I seem to have a hardtime understanding why the operation isn't permitted though.

running git clone --branch f/gcsfuse-cloudrun --depth=1 --single-branch https://xxxxxxxx/:<redacted>@github.com/xxxxxxxx/xxxxxxxx.git /app/atlantis/repos/xxxxxxxx/xxxxxxxx/29/default: Cloning into '/app/atlantis/repos/xxxxxxxx/xxxxxxxx/29/default'...
error: chmod on /app/atlantis/repos/xxxxxxxx/xxxxxxxx/29/default/.git/config.lock failed: Operation not permitted
fatal: could not set 'core.filemode' to 'false'
: exit status 128
nitrocode commented 1 year ago

@kamilkrampa @bschaatsbergen making atlantis stateless is probably the correct way to go. I do not think there is a way to store the plan in an external storage (database or s3 bucket or similar) but that would be a great feature request.

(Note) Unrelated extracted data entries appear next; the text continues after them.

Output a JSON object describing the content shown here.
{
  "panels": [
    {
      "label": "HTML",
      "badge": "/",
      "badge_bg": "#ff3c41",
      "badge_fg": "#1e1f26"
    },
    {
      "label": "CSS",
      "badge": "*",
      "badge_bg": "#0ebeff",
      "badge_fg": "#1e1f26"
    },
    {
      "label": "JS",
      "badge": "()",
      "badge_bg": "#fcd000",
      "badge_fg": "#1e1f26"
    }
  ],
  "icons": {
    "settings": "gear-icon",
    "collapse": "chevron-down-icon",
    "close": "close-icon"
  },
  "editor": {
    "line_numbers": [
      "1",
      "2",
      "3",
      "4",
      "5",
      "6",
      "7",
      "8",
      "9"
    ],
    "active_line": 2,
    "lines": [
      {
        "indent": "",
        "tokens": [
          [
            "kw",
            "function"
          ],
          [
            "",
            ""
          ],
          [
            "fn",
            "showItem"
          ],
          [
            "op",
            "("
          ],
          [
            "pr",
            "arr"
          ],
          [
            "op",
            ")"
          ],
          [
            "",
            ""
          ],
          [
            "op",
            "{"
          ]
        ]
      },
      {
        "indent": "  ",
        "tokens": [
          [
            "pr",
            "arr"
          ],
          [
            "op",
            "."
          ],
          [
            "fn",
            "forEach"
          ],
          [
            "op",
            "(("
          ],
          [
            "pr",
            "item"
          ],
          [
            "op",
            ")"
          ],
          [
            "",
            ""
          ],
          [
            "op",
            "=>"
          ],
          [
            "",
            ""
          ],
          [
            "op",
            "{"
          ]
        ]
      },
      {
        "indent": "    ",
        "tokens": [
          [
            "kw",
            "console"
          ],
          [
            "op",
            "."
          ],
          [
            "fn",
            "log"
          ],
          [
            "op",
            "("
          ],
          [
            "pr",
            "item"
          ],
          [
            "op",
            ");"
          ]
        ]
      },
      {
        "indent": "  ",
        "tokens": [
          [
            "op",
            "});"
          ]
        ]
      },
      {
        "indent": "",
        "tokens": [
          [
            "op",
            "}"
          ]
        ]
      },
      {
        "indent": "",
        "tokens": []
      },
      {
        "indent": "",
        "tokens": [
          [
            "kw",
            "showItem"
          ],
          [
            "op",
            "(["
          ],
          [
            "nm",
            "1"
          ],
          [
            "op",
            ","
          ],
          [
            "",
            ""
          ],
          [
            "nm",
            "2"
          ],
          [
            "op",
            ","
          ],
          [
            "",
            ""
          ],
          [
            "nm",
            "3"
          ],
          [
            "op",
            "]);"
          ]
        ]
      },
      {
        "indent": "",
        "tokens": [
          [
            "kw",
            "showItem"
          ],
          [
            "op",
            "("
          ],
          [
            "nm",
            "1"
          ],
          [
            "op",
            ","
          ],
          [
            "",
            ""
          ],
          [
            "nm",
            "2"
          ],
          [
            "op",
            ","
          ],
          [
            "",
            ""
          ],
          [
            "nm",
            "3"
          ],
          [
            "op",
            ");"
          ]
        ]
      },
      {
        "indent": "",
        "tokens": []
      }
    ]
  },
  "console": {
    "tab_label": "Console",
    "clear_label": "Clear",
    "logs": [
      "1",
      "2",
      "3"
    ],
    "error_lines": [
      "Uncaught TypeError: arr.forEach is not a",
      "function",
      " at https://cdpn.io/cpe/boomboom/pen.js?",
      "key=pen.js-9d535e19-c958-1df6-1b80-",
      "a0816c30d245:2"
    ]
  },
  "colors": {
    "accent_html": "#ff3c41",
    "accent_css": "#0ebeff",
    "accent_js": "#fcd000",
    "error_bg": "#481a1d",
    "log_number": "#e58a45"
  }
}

If the clone isn't working, I'm unsure how that can be done in a stateless way unless we used a server + agent model.

related issue https://stackoverflow.com/questions/74913423/error-chmod-on-config-lock-failed-operation-not-permitted

kamilkrampa commented 1 year ago

@nitrocode Just to clarify, there is no way to store the plan in an external storage because it's not currently implemented in Atlantis or you think it's not possible to do at all?

nitrocode commented 1 year ago

Anything is eventually possible but it may require golang changes to the atlantis server.

Maybe you could mount an external file system (like gcsfuse, s3 bucket), create a custom workflow to override the plan to save the planfile to the external system, then apply the planfile.

Or you could customize the container to incorporate some cli command to save the plan somewhere, then download the plan and apply it.

bschaatsbergen commented 1 year ago

If we can make atlantis completely stateless by storing plans in a remote storage solution, e.g. GCS Bucket or S3 Bucket, I would be happy to open a PR for this (which might take a while though).

What are your thoughts @nitrocode ?

nitrocode commented 1 year ago

That may require a lot of work. Especially because

There may be other instances where a persistent volume is needed. Making atlantis stateless would need to be done in pieces and probably be gated behind a flag so it doesn't disrupt existing functionality.

bschaatsbergen commented 1 year ago

Right, I think @kamilkrampa and I need to just figure out why gcsfuse is such a pain. And perhaps look into NFS (Google Filestore).

Anyhow, thanks for the thoughts nitro

jamengual commented 1 year ago

And you will have to replace BoltDB with something else that can be locked/shared etc, it can be done but it will not be easy,

On Wed, Dec 28, 2022 at 5:53 PM Bruno Schaatsbergen < @.***> wrote:

Right, I think @kamilkrampa https://github.com/kamilkrampa and I need to just figure out why gcsfuse is such a pain. And perhaps look into NFS (Google Filestore).

Anyhow, thanks for the thoughts nitro

— Reply to this email directly, view it on GitHub https://github.com/runatlantis/atlantis/issues/2869#issuecomment-1367020444, or unsubscribe https://github.com/notifications/unsubscribe-auth/AAQ3ERHKZ3JRZUZHBBZSWXLWPTVI7ANCNFSM6AAAAAATICLWEA . You are receiving this because you are subscribed to this thread.Message ID: @.***>

ademariag commented 1 year ago

Any chance for someone to share some code/examples/attempts done on this? I want to try the filestore way @nitrocode @bschaatsbergen

bschaatsbergen commented 1 year ago

Currently working on cloud run based deployments using rclone.. (i had stopped trying for some time) will update once I get a bit closer

m0ps commented 1 week ago

https://github.com/runatlantis/atlantis/issues/879#issuecomment-2451306173

nitrocode commented 5 days ago

It should be fairly simple to add a new /health route or even override the /healthz check endpoint using an argument

https://github.com/runatlantis/atlantis/blob/053f494107450ef0f10cf5c6551183b79999a694/server/server.go#L994

m0ps commented 5 days ago

I think that ideally it would be introduce an env var, which will allow to override health endpoint (with fallback to default /healthz.